The ‘Stingy Men Association’ Walks a Fine Line Between Humor and Hate

In Africa, men have jokingly vowed not to pay on dates — and the manosphere is watching

A recent rumor had it that after their breakup, Quavo took back a Bentley he’d given to fellow rapper Saweetie for Christmas. Followup reports cast doubt on the repossession story, but the internet will always prefer juicy celeb gossip to official denials, and one group was especially amused by the idea of un-gifting a luxury car after a romantic relationship had come to an end. They are the Stingy Men Association, and they live to deny women any material generosity.
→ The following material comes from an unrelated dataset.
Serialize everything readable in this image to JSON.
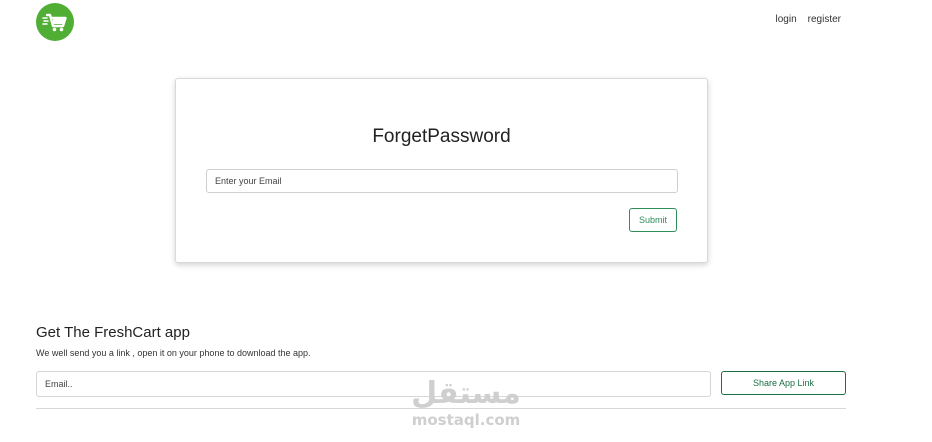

In truth, the Stingy Men Association isn’t a single body, but a loose confederation of social accounts connected by memes and the cultures of several African nations. Since January, they’ve gained massive exposure thanks to Nigerian celebrities with massive platforms. The singer Don Jazzy, who has nearly 6 million Twitter followers, posted an image of his SMA card, and has appeared in Stingy Men sketches opposite the comedian Mr. Macaroni, whose Instagram videos reach an audience of nearly 2 million. As Mr. Macaroni typically plays the character of a sugar daddy — a horny guy who can’t help spending lavishly on the ladies — he is the perfect foil for the stern and tightfisted Don Jazzy, who tries in vain to keep him from emptying his bank account in pursuit of sex. This, naturally, is everything SMA stands against.

It would be a mistake to think of the Stingy Men Association as a legitimate movement instead of an elaborate gag, but the idea is not without disturbing ramifications. The SAM of Zambia, one of the first regional chapters, launched a Facebook page in October, and a month later, the Zambian Observer published an account of domestic violence connected to the organization: After repeatedly denying her the money to get her hair done, saying it was against his principles as a SAMZ member, a businessman allegedly assaulted his wife and broke her arm, for which he was arrested. According to the victim’s account, his refusals had begun as a “joke” and escalated.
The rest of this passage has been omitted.